Les émeutiers d’aujourd’hui vont mûrir eux aussi. Il faut les calmer fermement et doucement, tout comme l’on calme un petit enfant qui « pique sa crise ». La police use de sa force avec une retenue que j’admire : dans beaucoup d’autres pays elle aurait répondu aux tirs par des tirs et il y aurait eu des morts.

*    *

On ne dit pas assez que ces mêmes émeutiers, qui réclament à la société française la place qu’elle leur refuse, vont pouvoir s'ils le veulent trouver cette place sans trop de problèmes. Si l’évolution démographique leur a été en effet jusqu’à présent défavorable, elle va bientôt leur ouvrir toutes grandes les portes de l’emploi (voir « simulations démographiques »).

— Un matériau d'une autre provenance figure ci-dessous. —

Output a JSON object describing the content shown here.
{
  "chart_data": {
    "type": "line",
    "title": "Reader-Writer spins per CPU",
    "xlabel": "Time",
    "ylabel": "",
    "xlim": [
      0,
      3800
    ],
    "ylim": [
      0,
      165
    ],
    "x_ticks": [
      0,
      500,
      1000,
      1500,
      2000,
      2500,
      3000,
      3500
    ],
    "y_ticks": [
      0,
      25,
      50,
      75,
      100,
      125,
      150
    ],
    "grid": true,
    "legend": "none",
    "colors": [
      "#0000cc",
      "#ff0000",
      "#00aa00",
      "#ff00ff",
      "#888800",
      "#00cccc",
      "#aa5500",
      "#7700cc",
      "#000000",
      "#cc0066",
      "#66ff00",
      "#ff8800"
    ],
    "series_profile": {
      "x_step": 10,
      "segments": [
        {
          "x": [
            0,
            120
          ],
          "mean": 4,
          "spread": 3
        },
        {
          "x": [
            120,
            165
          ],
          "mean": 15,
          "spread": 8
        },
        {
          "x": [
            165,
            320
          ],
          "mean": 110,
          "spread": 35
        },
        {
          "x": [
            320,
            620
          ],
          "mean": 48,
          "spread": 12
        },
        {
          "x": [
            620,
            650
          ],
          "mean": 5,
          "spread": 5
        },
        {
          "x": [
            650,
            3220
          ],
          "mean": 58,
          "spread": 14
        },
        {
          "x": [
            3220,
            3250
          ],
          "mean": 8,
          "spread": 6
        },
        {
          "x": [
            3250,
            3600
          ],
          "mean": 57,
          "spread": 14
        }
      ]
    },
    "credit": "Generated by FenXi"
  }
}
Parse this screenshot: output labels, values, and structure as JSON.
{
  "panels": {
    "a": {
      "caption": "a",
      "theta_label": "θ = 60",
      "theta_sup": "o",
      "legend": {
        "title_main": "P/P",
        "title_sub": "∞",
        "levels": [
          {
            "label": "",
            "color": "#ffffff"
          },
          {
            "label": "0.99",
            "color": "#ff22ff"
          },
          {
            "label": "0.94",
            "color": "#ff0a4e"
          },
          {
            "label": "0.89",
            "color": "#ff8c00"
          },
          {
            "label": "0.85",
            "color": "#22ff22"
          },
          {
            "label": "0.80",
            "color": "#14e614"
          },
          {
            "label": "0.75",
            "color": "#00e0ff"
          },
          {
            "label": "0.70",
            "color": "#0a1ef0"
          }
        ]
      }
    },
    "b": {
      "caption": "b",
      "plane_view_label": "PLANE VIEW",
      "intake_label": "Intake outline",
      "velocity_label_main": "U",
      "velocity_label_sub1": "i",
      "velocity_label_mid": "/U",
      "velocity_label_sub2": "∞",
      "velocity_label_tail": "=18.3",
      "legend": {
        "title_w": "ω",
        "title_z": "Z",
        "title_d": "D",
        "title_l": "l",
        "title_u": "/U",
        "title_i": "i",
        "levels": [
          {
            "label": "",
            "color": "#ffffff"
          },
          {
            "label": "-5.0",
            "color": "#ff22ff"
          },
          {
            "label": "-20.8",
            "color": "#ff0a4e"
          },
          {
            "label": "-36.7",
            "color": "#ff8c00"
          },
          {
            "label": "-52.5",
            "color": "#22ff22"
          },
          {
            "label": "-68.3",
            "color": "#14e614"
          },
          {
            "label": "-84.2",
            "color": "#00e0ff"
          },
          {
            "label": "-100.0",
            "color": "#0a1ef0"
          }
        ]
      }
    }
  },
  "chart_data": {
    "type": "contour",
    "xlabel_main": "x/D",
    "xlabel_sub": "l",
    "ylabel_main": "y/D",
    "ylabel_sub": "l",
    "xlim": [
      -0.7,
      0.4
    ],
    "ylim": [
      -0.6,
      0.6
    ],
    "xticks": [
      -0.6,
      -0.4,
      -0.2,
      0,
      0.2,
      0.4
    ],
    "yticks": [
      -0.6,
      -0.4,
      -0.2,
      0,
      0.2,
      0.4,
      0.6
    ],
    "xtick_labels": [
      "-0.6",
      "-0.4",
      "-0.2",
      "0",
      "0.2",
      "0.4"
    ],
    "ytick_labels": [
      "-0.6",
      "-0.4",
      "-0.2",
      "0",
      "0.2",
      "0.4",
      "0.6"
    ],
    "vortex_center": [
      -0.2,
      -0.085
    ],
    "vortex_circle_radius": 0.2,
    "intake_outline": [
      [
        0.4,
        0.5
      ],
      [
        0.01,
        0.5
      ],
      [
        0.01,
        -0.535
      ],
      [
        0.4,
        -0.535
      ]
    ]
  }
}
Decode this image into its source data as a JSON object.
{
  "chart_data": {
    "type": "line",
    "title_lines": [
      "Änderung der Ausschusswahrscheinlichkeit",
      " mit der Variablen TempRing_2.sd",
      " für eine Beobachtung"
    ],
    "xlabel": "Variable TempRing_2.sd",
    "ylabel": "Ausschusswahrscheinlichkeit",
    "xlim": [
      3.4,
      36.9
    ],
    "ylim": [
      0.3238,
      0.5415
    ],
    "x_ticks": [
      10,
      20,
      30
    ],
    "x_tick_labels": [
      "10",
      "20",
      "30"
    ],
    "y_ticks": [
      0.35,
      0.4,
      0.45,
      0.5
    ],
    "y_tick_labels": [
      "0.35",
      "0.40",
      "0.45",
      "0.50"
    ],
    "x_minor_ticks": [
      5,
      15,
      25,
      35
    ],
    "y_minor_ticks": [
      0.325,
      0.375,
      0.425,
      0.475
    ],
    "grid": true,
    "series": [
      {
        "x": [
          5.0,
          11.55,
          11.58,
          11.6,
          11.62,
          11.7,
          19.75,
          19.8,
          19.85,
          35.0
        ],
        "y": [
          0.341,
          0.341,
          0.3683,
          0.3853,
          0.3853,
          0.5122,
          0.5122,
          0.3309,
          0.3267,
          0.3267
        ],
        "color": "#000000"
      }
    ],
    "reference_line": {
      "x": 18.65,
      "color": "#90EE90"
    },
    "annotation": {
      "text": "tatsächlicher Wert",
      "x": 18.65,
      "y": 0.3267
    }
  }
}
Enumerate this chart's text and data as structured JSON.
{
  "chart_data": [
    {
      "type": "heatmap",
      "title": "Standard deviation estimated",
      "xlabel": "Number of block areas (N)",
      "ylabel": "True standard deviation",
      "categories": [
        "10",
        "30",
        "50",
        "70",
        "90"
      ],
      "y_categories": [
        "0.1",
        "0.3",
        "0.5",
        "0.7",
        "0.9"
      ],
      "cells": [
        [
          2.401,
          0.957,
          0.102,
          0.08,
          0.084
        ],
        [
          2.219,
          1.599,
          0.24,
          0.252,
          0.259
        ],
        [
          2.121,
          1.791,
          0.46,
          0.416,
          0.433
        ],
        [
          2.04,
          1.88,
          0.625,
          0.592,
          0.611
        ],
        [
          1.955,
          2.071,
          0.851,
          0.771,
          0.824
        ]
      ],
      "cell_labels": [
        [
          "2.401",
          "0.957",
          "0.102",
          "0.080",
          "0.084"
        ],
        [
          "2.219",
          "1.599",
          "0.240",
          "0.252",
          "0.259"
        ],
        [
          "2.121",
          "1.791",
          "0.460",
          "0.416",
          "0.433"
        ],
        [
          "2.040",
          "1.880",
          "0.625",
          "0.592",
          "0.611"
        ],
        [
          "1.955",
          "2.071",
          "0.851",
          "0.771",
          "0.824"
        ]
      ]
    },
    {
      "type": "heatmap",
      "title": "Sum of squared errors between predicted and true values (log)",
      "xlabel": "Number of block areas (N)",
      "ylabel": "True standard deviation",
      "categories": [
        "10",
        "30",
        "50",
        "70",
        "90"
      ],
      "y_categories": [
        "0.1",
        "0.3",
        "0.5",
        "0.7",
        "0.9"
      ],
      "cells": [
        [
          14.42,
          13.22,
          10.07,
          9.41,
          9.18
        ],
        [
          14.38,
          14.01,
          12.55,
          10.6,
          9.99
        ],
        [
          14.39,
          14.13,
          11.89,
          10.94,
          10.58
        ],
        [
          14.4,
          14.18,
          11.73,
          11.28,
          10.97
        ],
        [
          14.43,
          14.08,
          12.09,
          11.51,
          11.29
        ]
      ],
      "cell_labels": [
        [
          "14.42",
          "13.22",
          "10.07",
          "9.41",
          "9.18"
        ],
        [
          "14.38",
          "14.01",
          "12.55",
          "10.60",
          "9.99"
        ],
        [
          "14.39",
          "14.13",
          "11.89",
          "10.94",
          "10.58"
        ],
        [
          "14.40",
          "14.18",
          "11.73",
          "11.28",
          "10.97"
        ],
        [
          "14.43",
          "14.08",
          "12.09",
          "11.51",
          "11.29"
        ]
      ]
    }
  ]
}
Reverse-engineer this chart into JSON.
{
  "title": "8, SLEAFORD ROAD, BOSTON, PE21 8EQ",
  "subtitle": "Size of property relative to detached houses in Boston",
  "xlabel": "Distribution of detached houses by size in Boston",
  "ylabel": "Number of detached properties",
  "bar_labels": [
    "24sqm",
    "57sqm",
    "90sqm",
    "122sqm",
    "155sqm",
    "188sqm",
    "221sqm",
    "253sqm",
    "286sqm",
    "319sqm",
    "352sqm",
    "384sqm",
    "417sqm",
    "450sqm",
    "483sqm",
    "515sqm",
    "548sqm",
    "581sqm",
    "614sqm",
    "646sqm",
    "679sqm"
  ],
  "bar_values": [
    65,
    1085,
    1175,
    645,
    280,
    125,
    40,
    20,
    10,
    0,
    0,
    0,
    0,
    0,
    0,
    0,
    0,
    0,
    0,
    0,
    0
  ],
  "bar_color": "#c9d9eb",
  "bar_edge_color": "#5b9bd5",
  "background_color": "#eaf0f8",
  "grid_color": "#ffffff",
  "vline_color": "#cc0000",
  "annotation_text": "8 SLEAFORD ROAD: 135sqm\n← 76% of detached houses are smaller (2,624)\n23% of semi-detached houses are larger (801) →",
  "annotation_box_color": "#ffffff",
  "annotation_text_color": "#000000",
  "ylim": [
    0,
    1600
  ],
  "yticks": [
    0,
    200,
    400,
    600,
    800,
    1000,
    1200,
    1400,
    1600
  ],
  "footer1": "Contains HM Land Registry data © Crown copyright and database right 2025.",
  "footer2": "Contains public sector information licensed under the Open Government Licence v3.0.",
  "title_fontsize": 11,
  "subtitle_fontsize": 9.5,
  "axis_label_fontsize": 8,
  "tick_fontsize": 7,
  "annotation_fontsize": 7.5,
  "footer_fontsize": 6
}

Notre pyramide des âges, sculptée par les guerres et le baby-boom, a comporté en effet une forte proportion de personnes d’âge actif au moment où la génération issue de l’immigration est arrivée à l’âge de l’emploi. Mais dès 2010 la France va commencer à manquer de bras (et de têtes). Déjà le chômage a amorcé sa décrue. Beaucoup de personnes sont étonnées quand on dit qu'il faudra bientôt relancer l’immigration mais c'est pourtant bien le cas.

Le marché du travail devient ainsi favorable aux populations nouvelles. Il reste à souhaiter que l’explosion de ces derniers jours, depuis longtemps prévue par ceux qui connaissent les ghettos pour immigrés, sera un signal pour les politiques et qu’ils sauront s’abstraire de l’électoralisme pour agir en gestionnaires avisés et vigilants. Il faut espérer aussi que nous saurons renoncer au mélange hypocrite de bons sentiments (en théorie) et de condescendance teintée de mépris (en pratique) qui fonde notre attitude envers ceux qui ne nous semblent « pas comme nous ».